INTERSOS esprime soddisfazione e gioia per il ritorno dei tre operatori italiani e per la liberazione dei sei colleghi afgani di Emergency. In una articolata nota (www.intersos.org) afferma che “era evidente fin dall’inizio che gli operatori umanitari di Emergency, Marco Garatti, Matteo dell’Aira e Matteo Pagani, non potessero essere collegati ad alcuna operazione terroristica. La loro storia e quella di Emergency sono lì a dimostrarlo”. INTERSOS propone ora qualche riflessione sul tema dell’attività umanitaria “dopo quanto è avvenuto e quanto è stato affermato da parte di politici, media ed Emergency”.

I principi umanitari irrinunciabili. “Quanto è successo ha riportato all’attenzione i principi fondamentali su cui si fonda un’organizzazione umanitaria”. Principi irrinunciabili: l’umanità, la neutralità, l’imparzialità nel soccorso, l’indipendenza, senza i quali “si potrà parlare di azione meritoria, caritatevole, ma non umanitaria’“. Troppo spesso si tenta di metterli in discussione: “politici, lobby militari, ‘intellettuali’, perfino le pubbliche istituzioni tendono a disconoscere o confondere”. “E’ necessario che anche la politica capisca la specificità e il valore straordinario dell’aiuto umanitario svolto con neutralità e imparzialità”.

Una doverosa chiarezza. Per INTERSOS, quanto è accaduto deve ora “indurre le organizzazioni umanitarie ad approfondire la riflessione sul significato della nostra presenza nei contesti di grave crisi e sul mandato umanitario”. Il documento si sofferma sul principio della neutralità che “non può essere interpretata a piacimento, vivendola solo soggettivamente senza farla percepire come tale anche da tutti i contendenti” e continua affermando che “anche se è bene che un’organizzazione umanitaria lasci ad altre organizzazioni a questo specificamente votate, il compito della denuncia, è possibile e talvolta doveroso denunciare istituzioni o persone … in particolare nei casi di violazione sistematica e su larga scala dei diritti umani”. In questi casi, osserva INTERSOS, “si devono mettere nel conto gli effetti, che possono significare anche l’espulsione dal paese”.

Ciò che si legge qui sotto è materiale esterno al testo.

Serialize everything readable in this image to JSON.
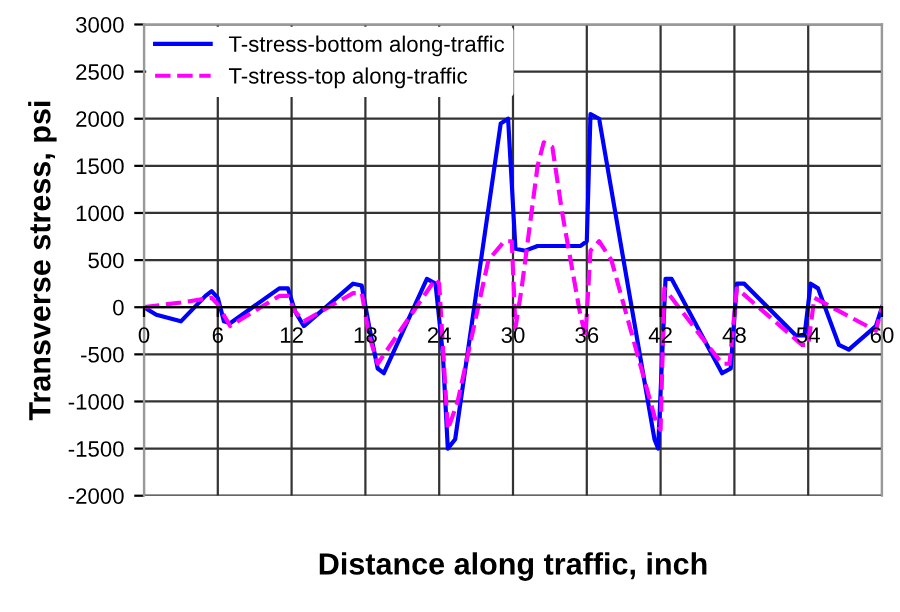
{
  "chart_data": {
    "type": "line",
    "xlabel": "Distance along traffic, inch",
    "ylabel": "Transverse stress, psi",
    "xlim": [
      0,
      60
    ],
    "xticks": [
      0,
      6,
      12,
      18,
      24,
      30,
      36,
      42,
      48,
      54,
      60
    ],
    "ylim": [
      -2000,
      3000
    ],
    "yticks": [
      -2000,
      -1500,
      -1000,
      -500,
      0,
      500,
      1000,
      1500,
      2000,
      2500,
      3000
    ],
    "grid": true,
    "legend": "top left",
    "series": [
      {
        "name": "T-stress-bottom along-traffic",
        "color": "#0000ff",
        "line_style": "solid",
        "x": [
          0,
          1,
          3,
          5,
          5.5,
          6,
          6.5,
          7,
          11,
          11.7,
          12.3,
          13,
          17,
          17.7,
          18.3,
          19,
          19.5,
          23,
          23.7,
          24.3,
          24.7,
          25.3,
          29,
          29.6,
          30.2,
          31,
          32,
          34,
          35.5,
          36,
          36.3,
          37,
          41.5,
          41.8,
          42.4,
          42.9,
          47,
          47.7,
          48.2,
          48.8,
          53,
          53.7,
          54.2,
          54.8,
          56.5,
          57.3,
          59.5,
          60
        ],
        "values": [
          0,
          -80,
          -150,
          120,
          170,
          100,
          -150,
          -170,
          200,
          200,
          -50,
          -200,
          250,
          230,
          -200,
          -650,
          -700,
          300,
          250,
          -500,
          -1500,
          -1400,
          1950,
          2000,
          620,
          600,
          650,
          650,
          650,
          700,
          2050,
          2000,
          -1400,
          -1500,
          300,
          300,
          -700,
          -650,
          250,
          250,
          -300,
          -300,
          250,
          200,
          -400,
          -450,
          -200,
          0
        ]
      },
      {
        "name": "T-stress-top along-traffic",
        "color": "#ff00ff",
        "line_style": "dashed",
        "x": [
          0,
          3,
          5.5,
          6,
          7,
          11,
          11.7,
          12.3,
          13,
          17,
          17.7,
          18.3,
          19,
          23.7,
          24,
          24.7,
          25.5,
          28,
          29.3,
          29.9,
          30.2,
          30.7,
          32,
          32.5,
          33.2,
          34,
          35.5,
          35.9,
          36.3,
          37,
          38,
          41.7,
          42,
          42.3,
          47,
          47.6,
          48.2,
          53.5,
          54,
          54.5,
          59.5,
          60
        ],
        "values": [
          0,
          50,
          100,
          30,
          -200,
          120,
          120,
          -50,
          -150,
          150,
          150,
          -300,
          -600,
          300,
          250,
          -1300,
          -1000,
          500,
          700,
          700,
          -220,
          200,
          1500,
          1750,
          1700,
          1000,
          -100,
          -300,
          600,
          700,
          500,
          -1250,
          -1300,
          200,
          -600,
          -600,
          200,
          -400,
          -400,
          100,
          -250,
          0
        ]
      }
    ]
  }
}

La nota di INTERSOS continua sottolineando che occorre fare delle scelte, talvolta dolorose. “L’attività umanitaria richiede chiare e coerenti scelte. Purtroppo, non si può essere al tempo stesso soccorritori delle vittime e accusatori di istituzioni o poteri locali, voler fare gli umanitari e i cronisti di guerra per denunciarne i crimini. Sarebbe anche desiderabile, ma l’esperienza insegna che occorre scegliere”. Normalmente, “si sceglie il sacrificio del silenzio, decidendo di restare strettamente fedeli ai principi umanitari, osservando una neutralità che permetta di potere agire il più ampiamente possibile a fianco delle vittime”. Si può e talvolta si deve decidere diversamente “dopo avere attentamente pesato i benefici e gli effetti negativi” per le popolazioni soccorse “e avere previsto tutte le possibili conseguenze”, pronti ad assumerle. La nota chiarisce che rispetto alle istituzioni e le autorità del paese che ospita l’organizzazione umanitaria, esse vanno rispettate “anche se non piacciono”, “sapendo che ogni Stato ha le sue leggi e le sue disposizioni per l’ordine pubblico o ciò che considera tale”. “Si può scegliere di non farlo, se vi sono ragioni per manifestare il proprio rifiuto, ma non si può pensare di poterlo fare senza conseguenze”.

INTERSOS conclude invitando a “guardare al mondo umanitario senza pregiudizi politici e fuori da insensate divisioni per logiche di appartenenza”. Si tratta di un documento che andrebbe letto nella sua interezza, data la complessità della materia che viene talvolta ridotta a semplici enunciazioni emotive, di grande effetto, ma che trascurano elementi essenziali dell’azione umanitaria e dei suoi principi, così come sono stati vissuti in 150 anni di storia.